O caso também levanta questões mais amplas sobre como governos e agências de inteligência lidam com a proliferação de mercados de previsão. Esses mercados, que permitem apostas sobre praticamente qualquer evento futuro, criam oportunidades sem precedentes para que pessoas com acesso a informações privilegiadas lucrem. Van Dyke não foi o primeiro a tentar isso, mas pode ser um dos primeiros a ser processado federalmente por isso. Sua prisão sinalizará para outros militares e funcionários do governo que as consequências são reais e severas.
Citações Notáveis
O acesso generalizado a mercados de previsão é um fenômeno relativamente novo, mas as leis federais que protegem informações de segurança nacional se aplicam plenamente— Procurador-geral interino Todd Blanche
O uso de informações privilegiadas não tem lugar na Polymarket. A prisão de hoje é a prova de que o sistema funciona— Polymarket, em comunicado oficial
A Conversa do Hearth Outra perspectiva sobre a história
Por que um sargento teria acesso a informações sobre uma operação militar dessa magnitude?

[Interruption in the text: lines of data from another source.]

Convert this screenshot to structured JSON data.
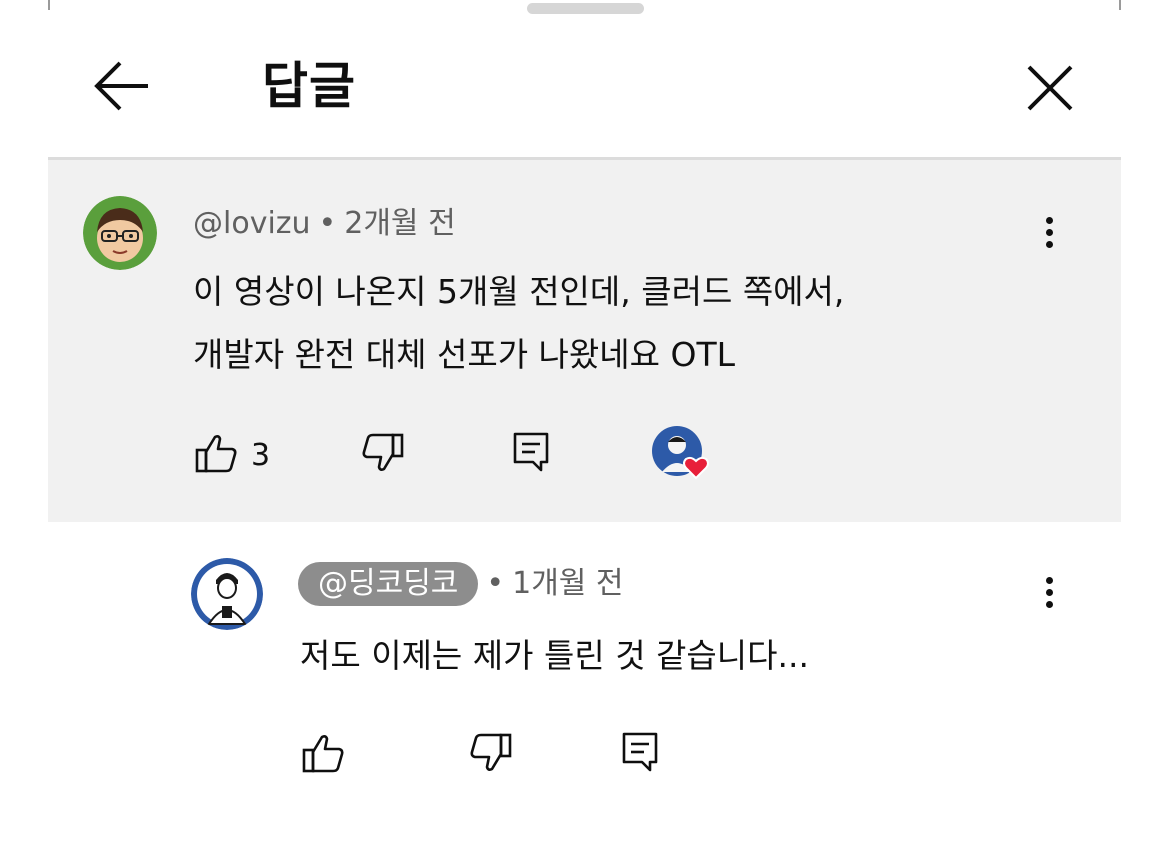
{
  "header": {
    "title": "답글",
    "back_icon": "arrow-left-icon",
    "close_icon": "close-icon"
  },
  "parent_comment": {
    "author": "@lovizu",
    "separator": "•",
    "time": "2개월 전",
    "lines": [
      "이 영상이 나온지 5개월 전인데, 클러드 쪽에서,",
      "개발자 완전 대체 선포가 나왔네요 OTL"
    ],
    "like_count": "3",
    "icons": {
      "like": "thumbs-up-icon",
      "dislike": "thumbs-down-icon",
      "reply": "reply-icon",
      "creator_heart": "creator-heart-icon",
      "menu": "kebab-menu-icon"
    },
    "avatar_color": "#5a9f3c"
  },
  "reply_comment": {
    "author": "@딩코딩코",
    "separator": "•",
    "time": "1개월 전",
    "lines": [
      "저도 이제는 제가 틀린 것 같습니다..."
    ],
    "icons": {
      "like": "thumbs-up-icon",
      "dislike": "thumbs-down-icon",
      "reply": "reply-icon",
      "menu": "kebab-menu-icon"
    },
    "avatar_color": "#2d5aa8"
  },
  "colors": {
    "parent_background": "#f1f1f1",
    "meta_text": "#606060",
    "author_chip": "#8d8d8d",
    "heart": "#e8203a"
  }
}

Van Dyke estava envolvido no planejamento e execução da Operação Absolute Resolve. Não era um observador distante — ele estava dentro da máquina.
E ele simplesmente decidiu apostar com essas informações?
Parece que sim. Criou uma conta na Polymarket dias antes da operação e começou a fazer apostas. A sequência sugere cálculo, não impulso.
Como ninguém percebeu antes?
A Polymarket é descentralizada. Não há um porteiro tradicional verificando quem está apostando. Van Dyke tentou ocultar sua identidade, transferindo dinheiro para criptomoedas e contas recém-criadas. Mas a plataforma eventualmente identificou o padrão suspeito.
Qual é a diferença entre isso e insider trading tradicional?
Tecnicamente, é a mesma coisa — usar informações não públicas para ganho financeiro. Mas a lei de insider trading foi escrita para mercados de ações. Ninguém havia realmente pensado em como ela se aplicaria a mercados de previsão descentralizados até agora.
Então isso pode estabelecer um precedente?
Exatamente. O procurador-geral deixou claro que as leis federais de segurança nacional se aplicam plenamente. Van Dyke pode ser o primeiro, mas provavelmente não será o último a enfrentar essa acusação.
Qual é a mensagem que o governo está tentando enviar?
Que não importa quão nova ou descentralizada seja a tecnologia — se você tem acesso a informações classificadas, não pode usá-las para lucrar. As proteções de segurança nacional não desaparecem só porque a plataforma é diferente.